# taz.de -- Debatte Griechenland: Unterschätzt die Dörfer nicht
       
       > Griechenlands Dorfbewohner sind faul und wissen nicht, wie man wählt: Das
       > denken viele Deutsche. So einfach ist es aber nicht. Auch sie haben
       > politische Schlagkraft.
       
 (IMG) Bild: Auch Griechenlands Dörfer haben eine Stimme: Region Messinia.
       
       Am Wahlsonntag ist es still in Strefi gewesen. Das ist nichts Besonderes:
       In Strefi ist es immer relativ still. Das kleine Dorf mit knapp 500
       Einwohnern liegt umgeben von Olivenplantagen oberhalb des Messenischen
       Golfs, eine halbe Autostunde von Kalamata entfernt. Viele der alten Häuser
       stehen leer.
       
       Meistens sind es ältere Frauen, die hier etwas verloren durch ihre Gärten
       streifen und mit gelassener Miene darüber Auskunft geben, dass sie relativ
       erwartungslos sind. Die junge Generation, sagen sie, geht ins Ausland oder
       hinunter nach Kalamata. Nachts würden die Albaner hier einbrechen und die
       letzten wertvollen Gegenstände aus den Wohnungen stehlen.
       
       Den Ausländern die Schuld zu geben, hat in der Region Tradition, daher
       verwundert es, dass gerade in diesem kleinen Dorf die kommunistische Partei
       mehr Stimmen erhalten hat als die rechtsradikale Partei Chrysi Avgi
       (wörtlich: Goldener Sonnenaufgang). Chrysi Avgi steht hier an sechster
       Stelle in der Wählergunst der Dorfbewohner. Nur 26 Stimmen von 423
       abgegebenen Stimmen entfielen auf die ausländerfeindliche Partei.
       
       ## Strefi ist eine Ausnahme
       
       Schaut man auf die Wahlergebnisse der gesamten Region Messinia, wird
       deutlich, dass Strefi in der Tat eine Ausnahme ist. Die Rechtsradikalen
       sind in Messinia die viertstärkste Partei (8,33 Prozent) geworden nach den
       Linken Syriza (13,18), der Pasok (13,63) und Nea Dimokratia (33,51). Fast
       die Hälfte der Wahlberechtigten in Messinia (44,88 Prozent) sind gleich gar
       nicht zur Wahl gegangen. Die Leute in Strefi berührt das wenig.
       
       In den zwei Kafenia im Ort sind die Fernsehapparate prominent in die Mitte
       gerückt worden. Seit dem „Wahlthriller“, wie der Staatliche Fernsehkanal
       NET die Wahlen bezeichnet, wird unablässig diskutiert und debattiert, wie
       es nun weitergehen soll. Kommt man als Deutscher in den Ort, ist die erste
       Frage, in welchem Verhältnis man zu Angela Merkel steht. „Sie ist eine
       schwierige Frau“, sagt die siebzigjährige Eleni, die hier noch immer
       täglich auf ihrem Hof arbeitet.
       
       Sie gehört zu den Dorfbewohnern, die nicht besonders glücklich über den
       Erfolg der Kommunisten im Ort ist. „Frau Merkel ist ja nichts im Vergleich
       zu Madame Aleka Papariga von der Kommunistischen Partei Griechenlands. Um
       Gottes Willen, was wird aus dem Land, wenn uns die Kommunisten regieren.
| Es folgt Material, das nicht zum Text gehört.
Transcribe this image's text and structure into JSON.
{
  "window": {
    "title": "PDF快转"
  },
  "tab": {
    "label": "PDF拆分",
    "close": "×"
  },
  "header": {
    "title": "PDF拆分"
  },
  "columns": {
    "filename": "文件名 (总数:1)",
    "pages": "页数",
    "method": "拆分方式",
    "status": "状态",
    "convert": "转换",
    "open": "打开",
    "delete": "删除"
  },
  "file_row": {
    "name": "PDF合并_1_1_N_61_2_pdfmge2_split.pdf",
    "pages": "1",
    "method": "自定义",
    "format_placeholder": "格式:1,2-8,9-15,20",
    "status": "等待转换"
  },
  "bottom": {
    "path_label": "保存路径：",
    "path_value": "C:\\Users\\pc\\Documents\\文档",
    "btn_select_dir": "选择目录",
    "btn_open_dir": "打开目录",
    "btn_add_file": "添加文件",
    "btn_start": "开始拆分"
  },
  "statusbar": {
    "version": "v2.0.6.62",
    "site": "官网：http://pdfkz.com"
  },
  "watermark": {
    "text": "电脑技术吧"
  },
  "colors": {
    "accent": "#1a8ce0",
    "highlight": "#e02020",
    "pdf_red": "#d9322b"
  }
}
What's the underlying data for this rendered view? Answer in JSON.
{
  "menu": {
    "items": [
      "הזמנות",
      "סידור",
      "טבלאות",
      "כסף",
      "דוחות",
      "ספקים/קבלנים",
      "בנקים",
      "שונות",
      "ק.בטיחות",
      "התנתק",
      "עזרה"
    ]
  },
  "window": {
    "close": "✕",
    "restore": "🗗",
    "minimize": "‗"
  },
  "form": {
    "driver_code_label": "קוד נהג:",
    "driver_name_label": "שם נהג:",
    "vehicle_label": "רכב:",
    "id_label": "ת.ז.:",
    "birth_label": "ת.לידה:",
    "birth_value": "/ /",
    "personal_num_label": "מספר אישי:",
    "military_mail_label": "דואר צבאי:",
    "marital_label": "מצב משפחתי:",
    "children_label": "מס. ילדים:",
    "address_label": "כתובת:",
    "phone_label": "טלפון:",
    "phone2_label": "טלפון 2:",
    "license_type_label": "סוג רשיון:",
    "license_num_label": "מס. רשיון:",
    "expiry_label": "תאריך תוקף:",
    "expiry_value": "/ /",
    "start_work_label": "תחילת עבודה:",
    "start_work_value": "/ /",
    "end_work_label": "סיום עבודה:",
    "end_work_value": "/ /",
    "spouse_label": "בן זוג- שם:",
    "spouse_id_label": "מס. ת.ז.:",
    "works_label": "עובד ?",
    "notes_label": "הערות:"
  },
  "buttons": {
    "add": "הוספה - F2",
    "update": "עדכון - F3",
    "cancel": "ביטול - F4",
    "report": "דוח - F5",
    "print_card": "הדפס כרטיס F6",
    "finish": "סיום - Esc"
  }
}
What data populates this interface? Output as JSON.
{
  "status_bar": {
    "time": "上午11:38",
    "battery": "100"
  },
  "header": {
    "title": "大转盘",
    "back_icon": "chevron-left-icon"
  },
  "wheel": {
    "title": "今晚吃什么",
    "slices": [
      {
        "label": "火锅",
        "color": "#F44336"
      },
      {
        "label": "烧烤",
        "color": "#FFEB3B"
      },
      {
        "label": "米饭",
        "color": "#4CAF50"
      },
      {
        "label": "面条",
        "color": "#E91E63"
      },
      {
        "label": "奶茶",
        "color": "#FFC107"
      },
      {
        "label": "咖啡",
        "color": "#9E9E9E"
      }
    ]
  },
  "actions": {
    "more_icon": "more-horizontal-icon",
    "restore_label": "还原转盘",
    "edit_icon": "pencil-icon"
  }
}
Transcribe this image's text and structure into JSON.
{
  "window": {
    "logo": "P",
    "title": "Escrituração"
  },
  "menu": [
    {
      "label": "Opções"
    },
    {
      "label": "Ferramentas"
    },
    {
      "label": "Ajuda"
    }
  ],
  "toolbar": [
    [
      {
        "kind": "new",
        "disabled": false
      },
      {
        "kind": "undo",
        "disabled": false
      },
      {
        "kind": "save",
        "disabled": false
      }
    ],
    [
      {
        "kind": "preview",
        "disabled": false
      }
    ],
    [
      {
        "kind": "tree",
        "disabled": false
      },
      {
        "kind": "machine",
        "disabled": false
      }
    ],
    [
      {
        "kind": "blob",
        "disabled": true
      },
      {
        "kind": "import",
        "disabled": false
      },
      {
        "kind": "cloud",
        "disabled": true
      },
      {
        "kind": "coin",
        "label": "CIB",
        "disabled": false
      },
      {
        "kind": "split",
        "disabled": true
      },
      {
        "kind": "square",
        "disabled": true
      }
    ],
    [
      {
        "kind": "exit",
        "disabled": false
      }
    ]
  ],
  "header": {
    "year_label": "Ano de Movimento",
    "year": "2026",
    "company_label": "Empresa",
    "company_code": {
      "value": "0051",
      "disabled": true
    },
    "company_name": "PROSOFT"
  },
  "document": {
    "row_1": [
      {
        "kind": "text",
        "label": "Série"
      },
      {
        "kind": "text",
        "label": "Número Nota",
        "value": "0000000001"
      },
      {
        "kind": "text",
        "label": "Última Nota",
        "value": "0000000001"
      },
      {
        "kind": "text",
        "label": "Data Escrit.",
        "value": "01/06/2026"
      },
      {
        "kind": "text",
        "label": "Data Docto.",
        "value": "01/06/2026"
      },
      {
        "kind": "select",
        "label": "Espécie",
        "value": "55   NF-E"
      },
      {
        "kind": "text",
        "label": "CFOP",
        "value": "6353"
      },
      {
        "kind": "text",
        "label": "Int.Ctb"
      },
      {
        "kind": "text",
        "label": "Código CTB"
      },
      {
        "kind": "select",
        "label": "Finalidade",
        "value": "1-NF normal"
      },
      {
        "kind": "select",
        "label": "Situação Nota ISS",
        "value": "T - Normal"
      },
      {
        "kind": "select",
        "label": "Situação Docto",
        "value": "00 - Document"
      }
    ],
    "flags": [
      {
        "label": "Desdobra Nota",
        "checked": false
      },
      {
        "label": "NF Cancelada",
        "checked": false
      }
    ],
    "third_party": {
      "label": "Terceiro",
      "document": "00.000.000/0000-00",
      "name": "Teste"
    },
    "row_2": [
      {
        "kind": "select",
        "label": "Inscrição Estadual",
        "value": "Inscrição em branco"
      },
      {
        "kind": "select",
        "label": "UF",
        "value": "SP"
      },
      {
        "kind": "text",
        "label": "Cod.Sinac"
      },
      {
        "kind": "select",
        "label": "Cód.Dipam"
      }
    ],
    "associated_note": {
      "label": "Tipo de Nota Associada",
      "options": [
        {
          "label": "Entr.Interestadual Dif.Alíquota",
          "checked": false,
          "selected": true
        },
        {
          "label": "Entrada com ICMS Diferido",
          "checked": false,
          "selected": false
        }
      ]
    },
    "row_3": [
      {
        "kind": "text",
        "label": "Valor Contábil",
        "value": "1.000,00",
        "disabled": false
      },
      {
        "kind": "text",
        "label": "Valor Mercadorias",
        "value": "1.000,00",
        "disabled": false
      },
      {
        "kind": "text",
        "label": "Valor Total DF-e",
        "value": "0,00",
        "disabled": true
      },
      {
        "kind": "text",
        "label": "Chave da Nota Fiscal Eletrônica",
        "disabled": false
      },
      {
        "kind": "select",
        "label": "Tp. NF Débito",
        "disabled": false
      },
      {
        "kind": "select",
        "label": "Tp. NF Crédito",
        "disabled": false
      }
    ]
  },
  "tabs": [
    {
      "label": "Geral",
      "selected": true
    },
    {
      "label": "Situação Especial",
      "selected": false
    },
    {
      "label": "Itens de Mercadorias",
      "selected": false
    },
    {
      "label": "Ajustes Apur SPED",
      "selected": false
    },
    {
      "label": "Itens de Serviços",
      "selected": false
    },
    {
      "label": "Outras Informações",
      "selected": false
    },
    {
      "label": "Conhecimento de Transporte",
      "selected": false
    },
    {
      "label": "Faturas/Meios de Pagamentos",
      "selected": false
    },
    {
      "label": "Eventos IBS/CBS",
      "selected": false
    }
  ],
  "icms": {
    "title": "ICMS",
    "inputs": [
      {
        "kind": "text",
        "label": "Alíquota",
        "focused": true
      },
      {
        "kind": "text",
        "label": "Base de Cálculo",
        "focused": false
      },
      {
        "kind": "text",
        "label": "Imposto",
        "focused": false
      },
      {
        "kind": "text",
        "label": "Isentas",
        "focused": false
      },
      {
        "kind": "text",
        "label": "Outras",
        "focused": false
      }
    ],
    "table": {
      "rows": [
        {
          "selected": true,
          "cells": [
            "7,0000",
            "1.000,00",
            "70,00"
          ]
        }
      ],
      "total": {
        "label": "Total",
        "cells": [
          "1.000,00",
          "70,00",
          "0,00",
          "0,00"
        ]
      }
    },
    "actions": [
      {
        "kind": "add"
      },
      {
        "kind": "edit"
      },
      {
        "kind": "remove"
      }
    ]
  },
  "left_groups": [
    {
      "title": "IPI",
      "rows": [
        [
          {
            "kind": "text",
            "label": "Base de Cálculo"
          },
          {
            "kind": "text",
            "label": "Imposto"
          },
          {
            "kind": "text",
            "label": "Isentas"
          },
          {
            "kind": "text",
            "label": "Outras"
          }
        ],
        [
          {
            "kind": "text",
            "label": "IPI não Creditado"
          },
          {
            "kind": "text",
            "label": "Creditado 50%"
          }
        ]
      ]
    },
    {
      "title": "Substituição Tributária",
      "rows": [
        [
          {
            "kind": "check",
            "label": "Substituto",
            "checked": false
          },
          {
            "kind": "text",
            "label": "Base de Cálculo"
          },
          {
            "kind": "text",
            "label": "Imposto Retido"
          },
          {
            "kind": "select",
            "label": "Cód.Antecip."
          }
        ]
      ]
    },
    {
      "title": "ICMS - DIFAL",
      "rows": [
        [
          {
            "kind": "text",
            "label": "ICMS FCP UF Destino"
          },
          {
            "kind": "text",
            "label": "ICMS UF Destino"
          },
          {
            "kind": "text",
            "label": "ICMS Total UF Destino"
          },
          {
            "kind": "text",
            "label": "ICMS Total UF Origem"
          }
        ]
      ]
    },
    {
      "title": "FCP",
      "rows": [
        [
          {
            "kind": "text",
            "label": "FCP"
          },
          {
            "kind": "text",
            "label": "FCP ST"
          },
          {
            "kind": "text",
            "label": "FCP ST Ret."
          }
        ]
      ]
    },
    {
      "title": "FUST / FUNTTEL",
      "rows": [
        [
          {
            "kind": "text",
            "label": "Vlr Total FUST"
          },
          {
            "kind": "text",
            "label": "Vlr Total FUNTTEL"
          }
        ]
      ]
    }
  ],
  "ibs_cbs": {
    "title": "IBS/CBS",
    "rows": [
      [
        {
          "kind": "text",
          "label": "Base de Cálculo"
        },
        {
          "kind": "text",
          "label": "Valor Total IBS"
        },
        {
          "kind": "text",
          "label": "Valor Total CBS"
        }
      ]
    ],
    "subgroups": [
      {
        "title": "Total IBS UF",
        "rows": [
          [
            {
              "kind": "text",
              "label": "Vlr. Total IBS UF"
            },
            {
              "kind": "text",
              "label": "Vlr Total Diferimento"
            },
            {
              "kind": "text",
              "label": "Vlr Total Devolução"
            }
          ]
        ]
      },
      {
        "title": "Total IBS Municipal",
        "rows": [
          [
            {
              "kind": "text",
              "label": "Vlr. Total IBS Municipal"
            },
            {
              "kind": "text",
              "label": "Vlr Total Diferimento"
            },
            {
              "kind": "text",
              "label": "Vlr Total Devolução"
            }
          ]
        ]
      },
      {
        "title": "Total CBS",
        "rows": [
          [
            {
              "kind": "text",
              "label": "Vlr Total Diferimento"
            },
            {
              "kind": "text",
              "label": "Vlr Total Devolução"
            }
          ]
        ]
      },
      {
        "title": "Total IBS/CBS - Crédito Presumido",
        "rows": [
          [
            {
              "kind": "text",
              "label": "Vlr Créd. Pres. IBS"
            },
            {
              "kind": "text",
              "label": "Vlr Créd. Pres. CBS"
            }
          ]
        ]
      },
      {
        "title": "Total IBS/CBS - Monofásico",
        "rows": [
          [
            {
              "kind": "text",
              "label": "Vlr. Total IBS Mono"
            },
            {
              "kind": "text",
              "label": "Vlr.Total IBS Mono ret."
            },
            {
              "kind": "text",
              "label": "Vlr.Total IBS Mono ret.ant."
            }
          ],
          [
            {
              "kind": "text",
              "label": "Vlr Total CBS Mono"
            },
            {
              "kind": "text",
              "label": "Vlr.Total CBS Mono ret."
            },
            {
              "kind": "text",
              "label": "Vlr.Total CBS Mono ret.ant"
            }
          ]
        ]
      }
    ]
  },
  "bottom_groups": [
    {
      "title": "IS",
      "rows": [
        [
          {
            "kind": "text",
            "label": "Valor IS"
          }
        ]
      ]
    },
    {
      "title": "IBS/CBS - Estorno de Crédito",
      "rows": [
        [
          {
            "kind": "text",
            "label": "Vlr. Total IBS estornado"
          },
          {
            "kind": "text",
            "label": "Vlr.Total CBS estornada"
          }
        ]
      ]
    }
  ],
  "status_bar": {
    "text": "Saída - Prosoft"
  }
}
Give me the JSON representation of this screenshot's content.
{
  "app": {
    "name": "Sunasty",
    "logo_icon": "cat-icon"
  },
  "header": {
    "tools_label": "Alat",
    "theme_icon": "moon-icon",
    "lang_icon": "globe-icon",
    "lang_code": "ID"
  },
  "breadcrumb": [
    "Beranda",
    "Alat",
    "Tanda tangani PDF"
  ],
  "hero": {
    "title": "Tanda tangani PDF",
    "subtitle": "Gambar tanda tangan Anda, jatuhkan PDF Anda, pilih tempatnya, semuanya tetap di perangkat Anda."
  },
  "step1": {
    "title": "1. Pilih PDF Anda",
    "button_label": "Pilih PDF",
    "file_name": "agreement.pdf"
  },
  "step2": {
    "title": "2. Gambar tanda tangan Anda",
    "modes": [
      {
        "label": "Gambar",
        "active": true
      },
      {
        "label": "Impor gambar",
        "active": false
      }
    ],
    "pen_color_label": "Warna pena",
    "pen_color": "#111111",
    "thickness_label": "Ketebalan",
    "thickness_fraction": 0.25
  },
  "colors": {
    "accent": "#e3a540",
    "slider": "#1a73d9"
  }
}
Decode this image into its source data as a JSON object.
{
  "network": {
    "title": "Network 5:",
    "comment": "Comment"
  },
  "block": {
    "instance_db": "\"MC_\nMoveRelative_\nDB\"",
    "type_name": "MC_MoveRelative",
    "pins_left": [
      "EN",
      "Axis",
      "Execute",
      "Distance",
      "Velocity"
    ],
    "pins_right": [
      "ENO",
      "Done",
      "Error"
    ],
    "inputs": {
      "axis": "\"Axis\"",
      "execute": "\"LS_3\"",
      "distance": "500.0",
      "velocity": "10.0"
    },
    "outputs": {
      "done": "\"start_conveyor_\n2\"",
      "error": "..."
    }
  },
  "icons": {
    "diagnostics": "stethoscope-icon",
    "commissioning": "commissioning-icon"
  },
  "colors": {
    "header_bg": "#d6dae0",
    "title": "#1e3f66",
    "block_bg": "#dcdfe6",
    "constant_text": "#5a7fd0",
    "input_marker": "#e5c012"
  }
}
       Dann lieber Samaras, obwohl der natürlich auch lügt.“ Was spricht dann für
       ihn? „Er kommt aus der Nähe von Pylos, da leben gute Leute. Den kann man
       schon regieren lassen.“
       
       ## Die Wahl aus Dorfperspektive
       
       Das Wahllokal wurde in der alten Schule eingerichtet, gleich neben der
       örtlichen Olivenpresse. Am Montag nach der Wahl herrschte hier wie eh und
       je gähnende Leere. Die Männer gehen seitdem wieder am späten Nachmittag ins
       Kafenion und diskutieren die Bilder, die sie im Fernsehen sehen.
       
       Und doch hat sich etwas verändert, schleichen sich Momente des Staunens vor
       den Fernsehern ein, die den Leuten im Dorf unheimlich sind. Etwa als bei
       der ersten Pressekonferenz der rechtsradikalen Chrysi Avgi einer der
       Mitarbeiter die anwesenden Reporter dazu auffordert, aufzustehen. „Erheben
       Sie sich, wenn unser Vorsitzender Michaloliakos den Saal betritt.“ Als sich
       vor laufenden Kameras einige Journalisten weigern, dieser Bitte
       nachzukommen, werden sie aus dem Saal der Pressekonferenz verwiesen. Die
       Begründung: fehlender Respekt.
       
       „Es erschreckt mich, wenn ich das sehe. Ist das die Zukunft in
       Griechenland?“, sagt Toula Barnasas, eine Englischlehrerin aus Kalamata.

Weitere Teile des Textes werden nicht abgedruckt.